У их ног лежал далеко протянувшийся вниз пологий снежный склон, весь исчерченный извилистыми следами лыж, вмятинами собачьих лап, зигзагами «змеек», срезами «плугов». Кое-где в снегу были рытвины, ямки — там, где она падала, и каждый раз ему стоило больших усилий удержаться не поднять ее, не отряхнуть от снега, не погладить, как маленькую. Нет, он не позволял себе распускаться, держался строго, как и полагается настоящему тренеру. Даже покрикивал:

— Дави на правую ногу! Теперь на левую! Разверни плечи! Кантуйся! Мягче, мягче колени! Да не трусь, не трусь! Я тебе сказал: колени к склону!

И она послушно давила то на одну, то на другую ногу, старалась разворачивать плечи, иногда добиралась благополучно до самого подножия горы и тогда счастливо смеялась, махала ему варежкой. Но чаще падала где-то на середине склона, и он с замиранием сердца видел вдали игрушечную, ломающуюся пополам фигурку, облачко снега над ней и вставшие дыбом лыжи.

— Благополучно? Ничего не сломала? — кричал он в волнении, которое тщетно пытался скрыть. Он бросался вниз, к месту аварии, и лихо тормозил возле нее так, что снег маленьким смерчем завивался вокруг его лыж.

— Все о’кэй! Нормально.— С трудом дыша, она выбиралась из сугроба, и он отводил глаза, чтоб не видеть ее несчастного лица.

Она и в самом деле чувствовала себя несчастной, но не от боли, а оттого, что показывала ему себя такой неуклюжей, неспортивной, постыдно смешной. Даже марсельские девчонки, никогда не нюхавшие ни снега, ни гор, даже эта гусыня Мари оказались куда способнее и уже на третий день смело спускались с довольно крутой горы. А она-то, она... А тут еще Казак, верный Казак, который всюду следовал за ней, начинал жалобно скулить, как только она падала, приносил ей варежки, далеко отлетевшую палку и всем своим видом говорил, как глубоко он ее жалеет. Ей хотелось зареветь от злости на себя, на весь мир. Сердитые слезы кипели совсем близко, но она перебарывала себя, старалась подняться не слишком некрасиво, храбрилась, хотя однажды очень больно ударилась о ствол елки. И снова и снова спускалась, «размягчала» колени, расправляла плечи, пролетала между воткнутыми в снег палками, чувствуя, как пот стекает по ложбинке между лоиатками.

Наконец он сказал:

— На сегодня довольно. Ты уже намного перевыполнила норму падений.— Но тут же, заметив, как она расстроена, добавил: — Настоящие лыжники говорят: «Не упадешь — не научишься». Знаешь, сколько я падал, покуда выучился спускаться?

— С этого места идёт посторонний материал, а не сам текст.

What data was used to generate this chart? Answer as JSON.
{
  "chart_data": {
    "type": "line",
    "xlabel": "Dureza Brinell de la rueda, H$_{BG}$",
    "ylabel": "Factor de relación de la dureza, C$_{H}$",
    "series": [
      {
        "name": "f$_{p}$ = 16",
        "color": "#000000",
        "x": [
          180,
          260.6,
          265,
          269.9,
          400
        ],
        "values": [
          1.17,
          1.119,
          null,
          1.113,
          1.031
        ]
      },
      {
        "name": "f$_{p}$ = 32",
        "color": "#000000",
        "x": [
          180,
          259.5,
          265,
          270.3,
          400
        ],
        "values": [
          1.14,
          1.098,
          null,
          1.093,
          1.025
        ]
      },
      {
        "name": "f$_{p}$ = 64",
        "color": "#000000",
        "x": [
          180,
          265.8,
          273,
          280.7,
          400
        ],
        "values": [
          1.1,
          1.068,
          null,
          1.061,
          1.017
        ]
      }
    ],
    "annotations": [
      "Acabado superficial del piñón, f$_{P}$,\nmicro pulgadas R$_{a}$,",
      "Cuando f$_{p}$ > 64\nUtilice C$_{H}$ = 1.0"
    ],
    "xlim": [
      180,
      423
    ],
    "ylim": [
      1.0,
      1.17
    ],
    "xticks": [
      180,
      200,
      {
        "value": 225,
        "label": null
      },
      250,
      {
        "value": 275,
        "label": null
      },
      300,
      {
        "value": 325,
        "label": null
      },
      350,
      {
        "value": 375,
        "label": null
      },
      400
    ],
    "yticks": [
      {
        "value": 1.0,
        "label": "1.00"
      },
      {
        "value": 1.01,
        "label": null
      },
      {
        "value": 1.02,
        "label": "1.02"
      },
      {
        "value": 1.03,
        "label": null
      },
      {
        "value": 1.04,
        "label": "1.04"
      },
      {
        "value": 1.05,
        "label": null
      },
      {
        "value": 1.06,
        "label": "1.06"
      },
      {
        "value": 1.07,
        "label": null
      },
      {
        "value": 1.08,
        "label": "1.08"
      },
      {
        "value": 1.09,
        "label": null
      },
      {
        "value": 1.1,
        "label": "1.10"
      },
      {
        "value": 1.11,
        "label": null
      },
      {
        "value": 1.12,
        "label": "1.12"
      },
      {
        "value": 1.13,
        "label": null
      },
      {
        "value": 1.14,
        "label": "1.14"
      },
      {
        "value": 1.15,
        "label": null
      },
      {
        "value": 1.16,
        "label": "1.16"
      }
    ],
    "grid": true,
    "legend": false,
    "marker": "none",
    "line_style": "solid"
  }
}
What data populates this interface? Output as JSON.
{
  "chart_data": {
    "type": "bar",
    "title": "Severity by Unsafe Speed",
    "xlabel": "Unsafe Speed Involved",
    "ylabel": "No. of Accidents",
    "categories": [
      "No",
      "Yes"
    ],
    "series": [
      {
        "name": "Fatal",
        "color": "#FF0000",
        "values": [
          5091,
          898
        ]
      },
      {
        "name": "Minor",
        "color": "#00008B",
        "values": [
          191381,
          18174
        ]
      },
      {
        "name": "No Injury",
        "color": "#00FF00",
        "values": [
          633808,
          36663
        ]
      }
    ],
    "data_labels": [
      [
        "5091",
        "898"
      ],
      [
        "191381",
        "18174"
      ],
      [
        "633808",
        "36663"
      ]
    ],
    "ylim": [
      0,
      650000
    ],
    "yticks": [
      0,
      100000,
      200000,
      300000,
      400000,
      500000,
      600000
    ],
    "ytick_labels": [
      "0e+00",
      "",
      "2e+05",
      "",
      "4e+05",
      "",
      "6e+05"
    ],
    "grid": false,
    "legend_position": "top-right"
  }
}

— Правда? — Она легко поверила, это ее немного утешило.

— Конечно. Давай посидим наверху, вон на том пне. Отдышишься, и пойдем домой.

От закатных лучей снег был густо-розовый, а тени от воткнутых в сугроб лыж — густо-синие. Солнце уже завалилось за кромку гор, и небо над мрачными зубцами Ла Морт быстро угасало. Было тихо до звона в ушах.

Казак, сопя и всхрапывая, выкусывал из пальцев ледышки. Иногда постреливали сосны, из Мулен Вьё доносился жидко-стеклянный звон церковного колокола — и опять все замирало в волшебном безмолвии.

Они тесно сидели на большом, низко срезанном пне. Дышали снежным воздухом, пахнущим арбузом. Смотрели на чистейшую белизну, на небо, на темный зубчатый карниз, и все глубже, все пронзительнее входила в них прелесть этого вечереющего дня, этого исчерченного склона, даже этих лыж, так небрежно-красиво воткнутых в розовый сугроб.

Снег скрипнул — это девочка устраивалась поудобнее, утаптывала тупоносыми лыжными ботинками место возле пня. И Рири вдруг почувствовал, что нет для него ничего дороже этих тупеньких ботинок на совершенно детских ногах, всего этого съежившегося худенького существа, только рыжей прядкой выглядывающего из своей куртки.

Надо было как можно скорее прервать молчание.

— Как Казак тебе обрадовался! — Клоди погладила собаку.— Прямо затанцевал, когда увидел, как ты и мсье Клеман выходите из машины. Узнал.